Friday, 2 November 2012

Eight letters, three words, one Robbie

When Take That's Progress was released this time two years ago, everybody was raving over the bold new electro route that the group had gone down. It was felt to be the influence of the returning Robbie Williams. Robbie famously quit the band in 1995 and rejoined them four years after Gary, Mark, Howard and Jason had carved out a niche as Britian's biggest pop manband, releasing modern classics such as Patience, Shine and Rule The World. Quite unrecognisable from the cheesy boyband that they used to be, but no less successful. Robbie rejoined them, presumably because he had some unfinished business, and perhaps because his own career had been slowly dwindling since his solo heydey and utter chart domination of the late 90s/early 00s. He was slowly reintroduced to the fold via his Gary Barlow duet Shame, the lead single from his hits album In And Out Of Consciousness. That was a #2 hit and was duly followed a few weeks later by another #2 smash, Take That's The Flood. The Flood was quite unlike the rest of Progress, very anthemic and radio ready and sounding much like the output that the second incarnation of Take That had been putting out for the preceding few years. 

The only other song on Progress that sounded even vaguely like the Take That responsible for Beautiful World and The Circus was the gorgeous album closer Eight Letters, which later went on to close the Progress Live tour. Robbie was apparently the driving force behind the album version of Eight Letters, even though writing credits show all five band members names. Gary sings the album version with the rest of the band on harmonies but Robbie has taken the song back for himself as his solo version of the track features on the deluxe edition of his new album Take The Crown. He sounds just as good on the track as Gary did and for my money it's a timeless song which deserves to be a modern classic in the vein of the aformentioned Take That singles. 
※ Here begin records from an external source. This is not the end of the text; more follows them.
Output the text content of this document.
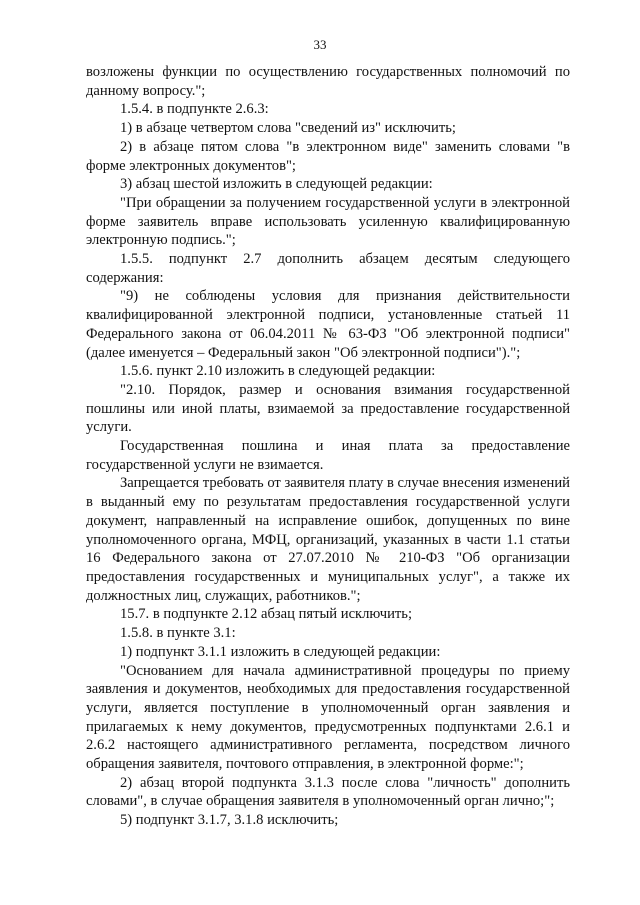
33

возложены функции по осуществлению государственных полномочий по данному вопросу.";

1.5.4. в подпункте 2.6.3:

1) в абзаце четвертом слова "сведений из" исключить;

2) в абзаце пятом слова "в электронном виде" заменить словами "в форме электронных документов";

3) абзац шестой изложить в следующей редакции:

"При обращении за получением государственной услуги в электронной форме заявитель вправе использовать усиленную квалифицированную электронную подпись.";

1.5.5. подпункт 2.7 дополнить абзацем десятым следующего содержания:

"9) не соблюдены условия для признания действительности квалифицированной электронной подписи, установленные статьей 11 Федерального закона от 06.04.2011 № 63-ФЗ "Об электронной подписи" (далее именуется – Федеральный закон "Об электронной подписи").";

1.5.6. пункт 2.10 изложить в следующей редакции:

"2.10. Порядок, размер и основания взимания государственной пошлины или иной платы, взимаемой за предоставление государственной услуги.

Государственная пошлина и иная плата за предоставление государственной услуги не взимается.

Запрещается требовать от заявителя плату в случае внесения изменений в выданный ему по результатам предоставления государственной услуги документ, направленный на исправление ошибок, допущенных по вине уполномоченного органа, МФЦ, организаций, указанных в части 1.1 статьи 16 Федерального закона от 27.07.2010 № 210-ФЗ "Об организации предоставления государственных и муниципальных услуг", а также их должностных лиц, служащих, работников.";

15.7. в подпункте 2.12 абзац пятый исключить;

1.5.8. в пункте 3.1:

1) подпункт 3.1.1 изложить в следующей редакции:

"Основанием для начала административной процедуры по приему заявления и документов, необходимых для предоставления государственной услуги, является поступление в уполномоченный орган заявления и прилагаемых к нему документов, предусмотренных подпунктами 2.6.1 и 2.6.2 настоящего административного регламента, посредством личного обращения заявителя, почтового отправления, в электронной форме:";

2) абзац второй подпункта 3.1.3 после слова "личность" дополнить словами", в случае обращения заявителя в уполномоченный орган лично;";

5) подпункт 3.1.7, 3.1.8 исключить;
As for the Barlow/Williams partnership, it looks set to be almost as fruitful as the famous songwriting partnership that Robbie used to have with Guy Chambers. The album's lead single, the catchy and cheeky Candy, is set to give the star his first UK #1 single since 2004's Radio. With a projected sale of around 120k, this to go along with his 80k+ opening for 2009 single Bodies and 230k opening for his last studio album, Reality Killed The Video Star, it seems that even a Robbie Williams 'flop' is more successful than any output from 95% of other artists!